Quarante ans plus tard, les murs sont toujours debout. Nous aussi, et sans doute pour un certain temps encore.
Bien des choses ont changé, depuis ce printemps 1976 durant lequel, un 26 mai, le G.E.N.E.P.I était crée, sans s’imaginer, sans doute, sa longévité à venir. Une longévité qui est allée de pair, bien sûr, avec des renouveaux, des choix et des métamorphoses. Une réflexion politique renouvelée d’Assises en Assemblée générale, d’abord, un nouvel objet social, ensuite, un nouveau nom, enfin.
Mais quel bilan tirer de ces quarante années de réflexions, de militantisme, d’action en détention, … ? Le bilan, tout d’abord, d’une réussite en demi-teinte. Si nos actions se perfectionnent, s’adaptent, se développent, s’enrichissent et se multiplient, il n’en reste pas moins qu’elles sont toujours – et peut-être plus que jamais – nécessaires. Difficile de considérer cet état de fait social comme une vraie réussite. Il est douloureux de voir, d’année en année, les rapports accablants se multiplier, les observations inquiètes fleurir et les condamnations sévères croître.

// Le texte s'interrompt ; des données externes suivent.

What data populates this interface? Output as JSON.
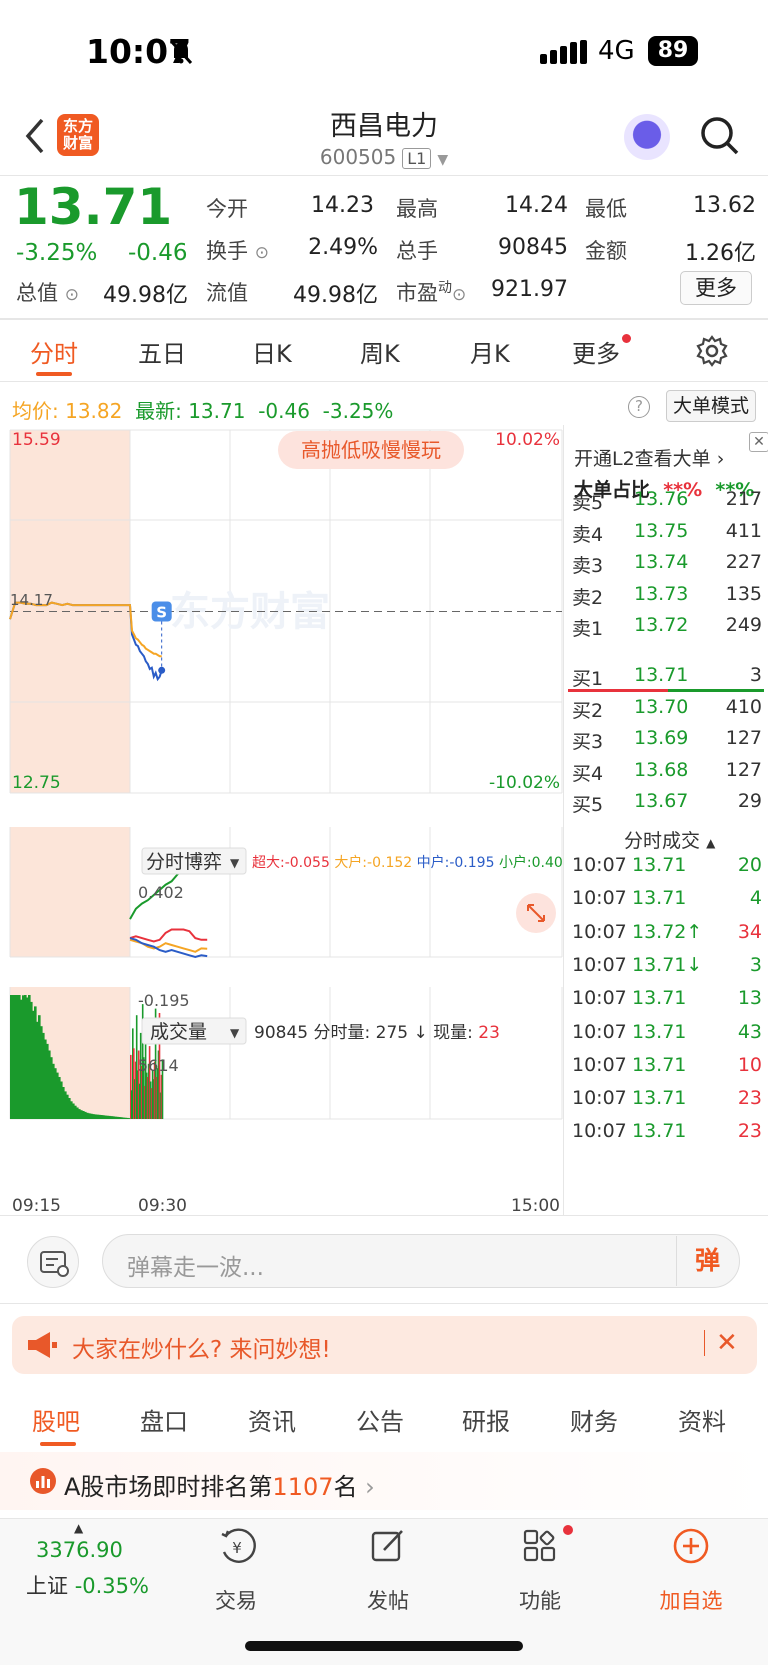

Douloureux, également, d’entendre chaque semaine des histoires qui se ressemblent, qui dessinent ensemble le portrait d’une vie oubliée et humiliée. De prendre en pleine face la difficulté d’une vie enfermée.
C’est peut-être cela, la crise de la quarantaine.
Se rendre compte aujourd’hui que, malgré l’expérience acquise, les craintes et les doutes sont toujours bien présents. Prendre conscience du chemin parcouru, des voies que nous n’avons pas empruntées, mais surtout de la route, immense, qu’il reste à arpenter.